00:00:00 — Unidentified: Welcome and Workshop Overview
- An overview of the CVPR 2024 Workshop on Autonomous Driving, including keynote speakers, challenges, paper track, organizers, and schedule.
00:06:34 — Unidentified: Introduction to Keynote Speaker Bolei Zhou
- Introduction of Bolei Zhou from UCLA, highlighting his research focus on embedded AI systems, interpretability, generalizability, and safe methods aligned with humans.
00:08:55 — Bolei Zhou: Building an Open-Source Simulation Ecosystem for AI and Mobility Research
- This talk addresses the growing gap between autonomous driving industry and academia, proposing an open-source simulation ecosystem (MetaDriveVerse) that integrates real-world data and advanced simulators to foster research and development in autonomous driving.
02:23:59 — Sanja Fidler: Next-Gen AV with Foundation Models
- Sanja Fidler discusses NVIDIA’s full-stack approach to AV development, emphasizing the transition to foundation model-empowered AI stacks, leveraging generative AI and advanced simulation for robust and safe autonomous driving.

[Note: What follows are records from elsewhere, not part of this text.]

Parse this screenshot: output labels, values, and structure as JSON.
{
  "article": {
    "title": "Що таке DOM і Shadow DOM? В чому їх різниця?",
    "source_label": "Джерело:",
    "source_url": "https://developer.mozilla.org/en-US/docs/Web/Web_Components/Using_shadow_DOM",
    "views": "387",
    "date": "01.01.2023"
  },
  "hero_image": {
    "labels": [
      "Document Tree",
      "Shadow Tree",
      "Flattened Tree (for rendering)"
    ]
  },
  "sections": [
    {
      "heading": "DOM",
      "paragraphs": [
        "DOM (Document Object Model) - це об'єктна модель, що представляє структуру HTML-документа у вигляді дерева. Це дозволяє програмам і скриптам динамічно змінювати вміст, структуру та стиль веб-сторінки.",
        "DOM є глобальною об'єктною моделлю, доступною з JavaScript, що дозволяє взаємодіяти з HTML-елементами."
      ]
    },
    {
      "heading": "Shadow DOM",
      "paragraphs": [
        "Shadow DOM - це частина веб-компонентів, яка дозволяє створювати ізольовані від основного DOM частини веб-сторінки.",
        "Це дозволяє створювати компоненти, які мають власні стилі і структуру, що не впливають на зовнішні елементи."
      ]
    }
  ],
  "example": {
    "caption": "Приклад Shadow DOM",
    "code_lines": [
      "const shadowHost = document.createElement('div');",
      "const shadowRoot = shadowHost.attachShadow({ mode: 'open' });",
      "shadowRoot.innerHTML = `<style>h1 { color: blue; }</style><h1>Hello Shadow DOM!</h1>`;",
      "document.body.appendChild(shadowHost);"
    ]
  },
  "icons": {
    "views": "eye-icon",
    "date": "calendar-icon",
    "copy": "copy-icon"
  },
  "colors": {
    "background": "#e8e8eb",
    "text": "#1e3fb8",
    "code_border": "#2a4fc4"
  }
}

02:26:50 — James H. Hays: Argoverse Competitions 2024
- James H. Hays introduces the Argoverse Competitions 2024, detailing the dataset’s features, its community-driven nature, and outlining the session’s goals to showcase state-of-the-art methods and encourage participation.

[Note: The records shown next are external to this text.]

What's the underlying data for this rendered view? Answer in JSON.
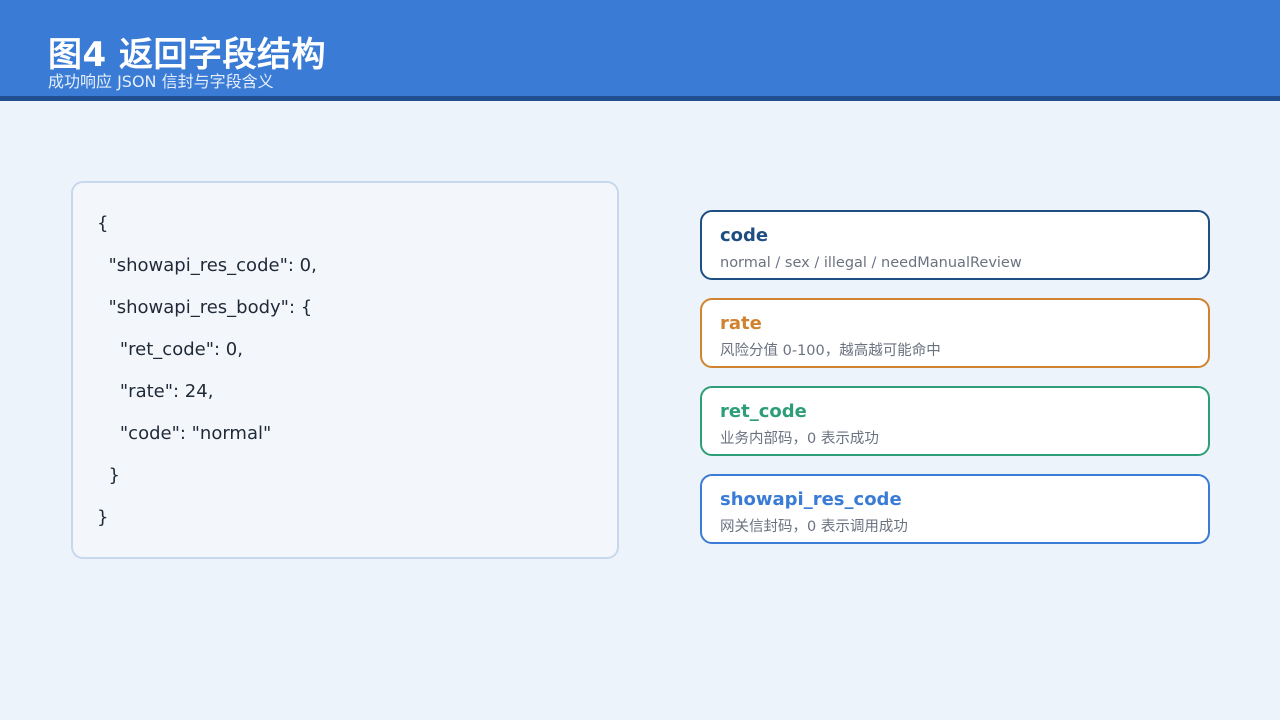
{
  "header": {
    "title": "图4  返回字段结构",
    "subtitle": "成功响应 JSON 信封与字段含义"
  },
  "json_sample": {
    "lines": [
      "{",
      "  \"showapi_res_code\": 0,",
      "  \"showapi_res_body\": {",
      "    \"ret_code\": 0,",
      "    \"rate\": 24,",
      "    \"code\": \"normal\"",
      "  }",
      "}"
    ]
  },
  "fields": [
    {
      "name": "code",
      "description": "normal / sex / illegal / needManualReview",
      "color": "#1f4e82"
    },
    {
      "name": "rate",
      "description": "风险分值 0-100，越高越可能命中",
      "color": "#d0832f"
    },
    {
      "name": "ret_code",
      "description": "业务内部码，0 表示成功",
      "color": "#2e9e78"
    },
    {
      "name": "showapi_res_code",
      "description": "网关信封码，0 表示调用成功",
      "color": "#3a7bd5"
    }
  ]
}
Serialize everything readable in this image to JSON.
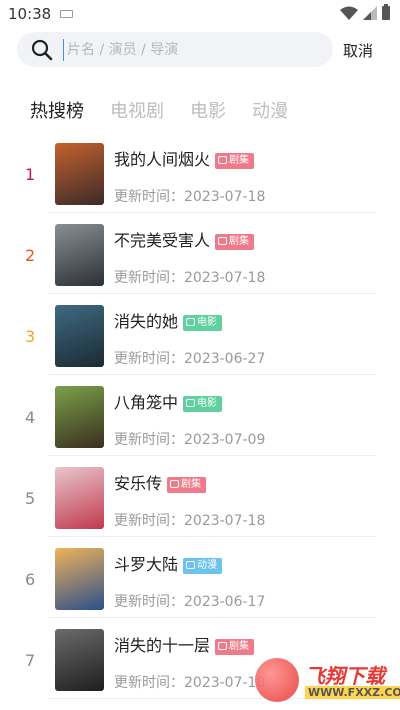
{
  "status": {
    "time": "10:38"
  },
  "search": {
    "placeholder": "片名 / 演员 / 导演",
    "value": "",
    "cancel_label": "取消"
  },
  "tabs": [
    {
      "label": "热搜榜",
      "active": true
    },
    {
      "label": "电视剧",
      "active": false
    },
    {
      "label": "电影",
      "active": false
    },
    {
      "label": "动漫",
      "active": false
    }
  ],
  "update_prefix": "更新时间：",
  "items": [
    {
      "rank": "1",
      "rank_color": "#c2185b",
      "title": "我的人间烟火",
      "badge": "剧集",
      "badge_color": "#ef7b8a",
      "date": "2023-07-18",
      "poster_colors": [
        "#c4622d",
        "#3b2a2a"
      ]
    },
    {
      "rank": "2",
      "rank_color": "#f4511e",
      "title": "不完美受害人",
      "badge": "剧集",
      "badge_color": "#ef7b8a",
      "date": "2023-07-18",
      "poster_colors": [
        "#8a8f96",
        "#2c2f36"
      ]
    },
    {
      "rank": "3",
      "rank_color": "#f6a623",
      "title": "消失的她",
      "badge": "电影",
      "badge_color": "#5fd0a0",
      "date": "2023-06-27",
      "poster_colors": [
        "#3f6a82",
        "#1b2a33"
      ]
    },
    {
      "rank": "4",
      "rank_color": "#8a8a8a",
      "title": "八角笼中",
      "badge": "电影",
      "badge_color": "#5fd0a0",
      "date": "2023-07-09",
      "poster_colors": [
        "#7aa24a",
        "#3a2d1f"
      ]
    },
    {
      "rank": "5",
      "rank_color": "#8a8a8a",
      "title": "安乐传",
      "badge": "剧集",
      "badge_color": "#ef7b8a",
      "date": "2023-07-18",
      "poster_colors": [
        "#e8c6cf",
        "#c0394b"
      ]
    },
    {
      "rank": "6",
      "rank_color": "#8a8a8a",
      "title": "斗罗大陆",
      "badge": "动漫",
      "badge_color": "#6cc3f0",
      "date": "2023-06-17",
      "poster_colors": [
        "#f0b35a",
        "#2b4f8a"
      ]
    },
    {
      "rank": "7",
      "rank_color": "#8a8a8a",
      "title": "消失的十一层",
      "badge": "剧集",
      "badge_color": "#ef7b8a",
      "date": "2023-07-18",
      "poster_colors": [
        "#6b6b6b",
        "#1e1e1e"
      ]
    }
  ],
  "watermark": {
    "text": "飞翔下载",
    "url": "WWW.FXXZ.COM"
  }
}
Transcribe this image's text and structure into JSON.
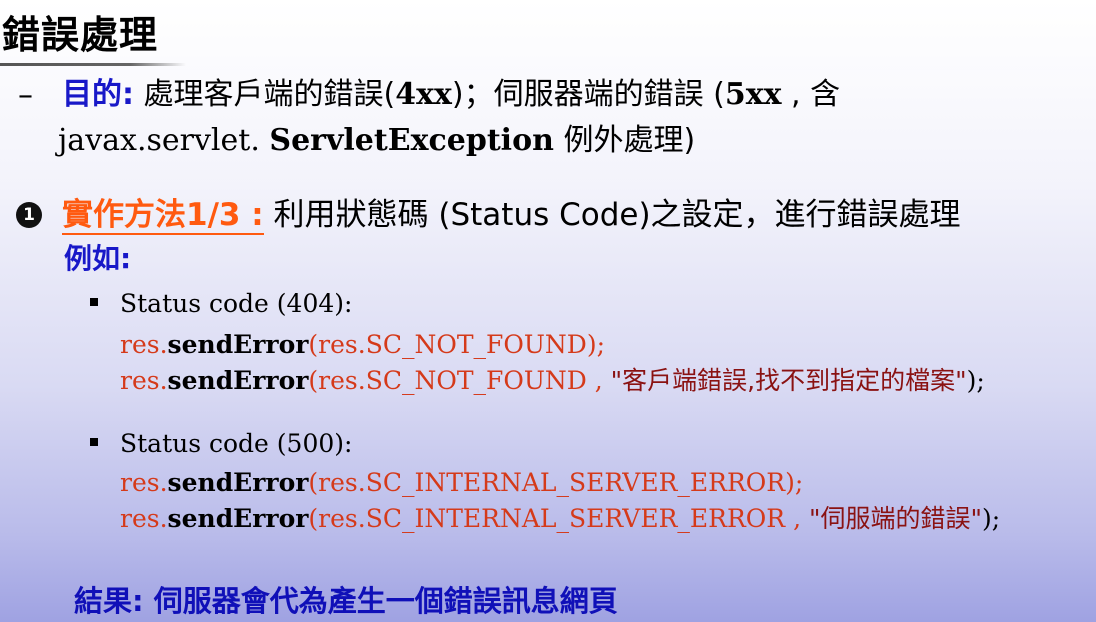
{
  "title": "錯誤處理",
  "purpose": {
    "dash": "–",
    "label": "目的:",
    "text_a": " 處理客戶端的錯誤(",
    "code_4xx": "4xx",
    "text_b": ")；伺服器端的錯誤 (",
    "code_5xx": "5xx",
    "text_c": " , 含",
    "line2_a": "javax.servlet. ",
    "line2_bold": "ServletException",
    "line2_b": " 例外處理)"
  },
  "impl": {
    "bullet": "1",
    "label": "實作方法1/3 :",
    "text": " 利用狀態碼 (Status Code)之設定，進行錯誤處理"
  },
  "example_label": "例如:",
  "examples": [
    {
      "heading": "Status code (404):",
      "line1": {
        "obj": "res.",
        "method": "sendError",
        "args": "(res.SC_NOT_FOUND);"
      },
      "line2": {
        "obj": "res.",
        "method": "sendError",
        "args": "(res.SC_NOT_FOUND , ",
        "message": "\"客戶端錯誤,找不到指定的檔案\"",
        "end": ");"
      }
    },
    {
      "heading": "Status code (500):",
      "line1": {
        "obj": "res.",
        "method": "sendError",
        "args": "(res.SC_INTERNAL_SERVER_ERROR);"
      },
      "line2": {
        "obj": "res.",
        "method": "sendError",
        "args": "(res.SC_INTERNAL_SERVER_ERROR , ",
        "message": "\"伺服端的錯誤\"",
        "end": ");"
      }
    }
  ],
  "result": "結果: 伺服器會代為產生一個錯誤訊息網頁"
}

02:27:47 — Kyle Vedder: (Un)supervised Scene Flow
- Kyle Vedder presents the (Un)supervised Scene Flow challenge, introducing the ‘Bucket Normalized EPE’ metric for 2024 to better evaluate performance on vulnerable road users, and highlights Flow4D and ICP-Flow as winners for supervised and unsupervised tracks, respectively.
02:29:39 — Neehar Peri: End-to-End Forecasting
- Neehar Peri discusses the End-to-End Forecasting challenge, covering problem setups for 3D object detection, multi-object tracking, and end-to-end forecasting, and presents Team Le3DE2E and Team Valeo4Cast as winners for different sub-challenges.
02:32:53 — Tarasha Khurana: 4D Occupancy Forecasting
- Tarasha Khurana presents the 4D Occupancy Forecasting challenge, outlining its problem setup, metrics, and announcing Team Le3DE2E as the winner for their 3D UNet architecture with multi-scale feature fusion.
02:33:36 — James H. Hays: Conclusion of Argoverse Competitions Session
- James H. Hays concludes the Argoverse Competitions session, thanking the speakers and encouraging continued community engagement and participation in future challenges.
02:45:01 — Unknown: Safe Planning Requires Forecasting Joint States
- This talk provides an overview of the Argoverse 2024 forecasting challenges, detailing the problem setups, evaluation metrics, and highlighting the winning methods for both multi-agent and single-agent forecasting tasks.
02:57:02 — Quinlan Sykora: A 4D Occupancy Foundation Model (Uno)
- This talk details UnO, the winning method for 4D Occupancy Forecasting, covering its architecture, how it derives unsupervised occupancy labels from LiDAR, and its strong performance in both LiDAR and occupancy forecasting tasks.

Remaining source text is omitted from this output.